Banking shares have understandably borne the brunt of the recent sell-off. Banks are leveraged to the economic cycle and a severe downturn will impact them harshly: This is our base case. Nedbank trades on three times historic earnings and 0.4 times book value. During the GFC, Nedbank traded down to 0.9 times book value. The share is clearly priced for significant distress. Do we expect this recession will be worse than the GFC? Yes, substantially. However, we think the large South African banks will survive. Nedbank’s 10-year average price-to-book value is 1.5. If Nedbank just returns to book value, and that value is unchanged, the share will appreciate 150%.

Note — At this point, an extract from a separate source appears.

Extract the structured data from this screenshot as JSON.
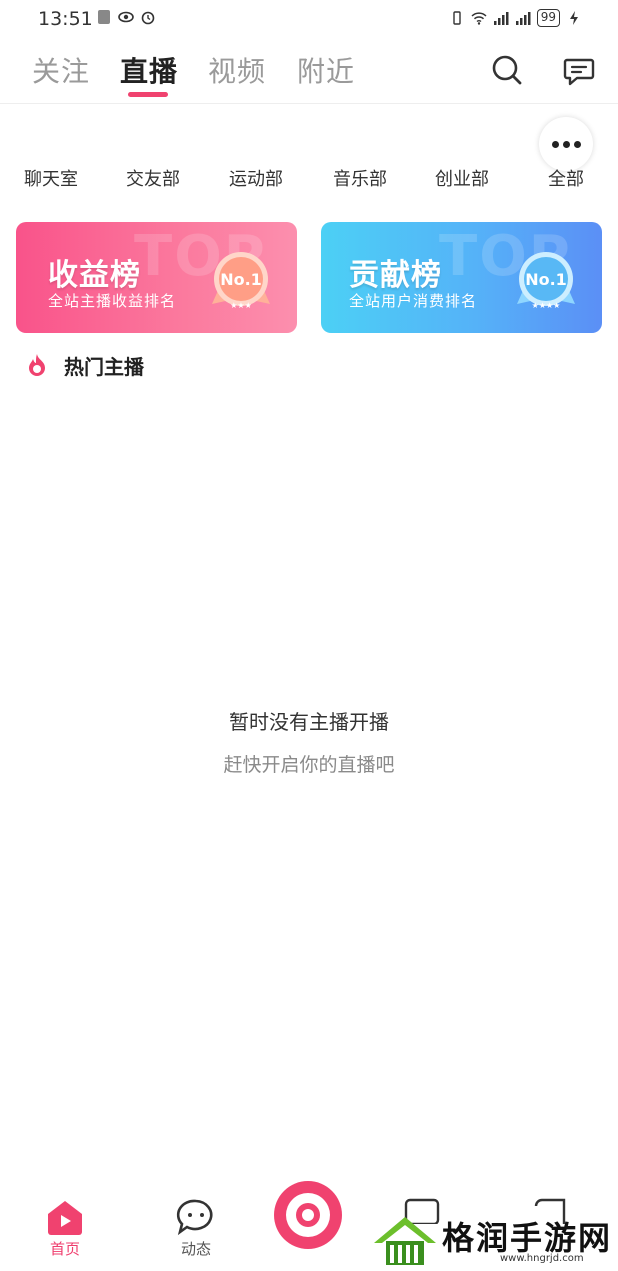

South African assets have sharply underperformed global assets, despite global equities being very weak. We have taken this opportunity to repatriate funds from offshore to invest in South African assets. Additionally, we think the rand at R18/US$ is undervalued. While we have sold some offshore assets to rebalance the portfolio, the Orbis team is very excited about the assets we own offshore and expect strong returns from these investments.
The patience of even long-term investors is being tested by the poor South African equity and bond returns. The incredible uncertainty and negative sentiment around the global economic outlook generally, and the South African economy in particular, does not help. At times like these, retreating to the seeming-stability of cash is very tempting. Unfortunately, the comfort of cash does not protect wealth over long periods of time. When it is hardest to stick with your portfolio of assets, doing just that is most important for long-term growth. Over the quarter we bought government bonds, Nedbank and Standard Bank and sold British American Tobacco, Naspers and Netcare.
  • Fund focus and objective  
The Fund invests in a mix of shares, bonds, property, commodities and cash. The Fund can invest a maximum of 30% offshore, with an additional 10% allowed for investments in Africa outside of South Africa. The Fund typically invests the bulk of its foreign allowance in a mix of funds managed by Orbis Investment Management Limited, our offshore investment partner. The maximum net equity exposure of the Fund is 75% and we may use exchange-traded derivative contracts on stock market indices to reduce net equity exposure from time to time. The Fund is managed to comply with the investment limits governing retirement funds. Returns are likely to be less volatile than those of an equity-only fund.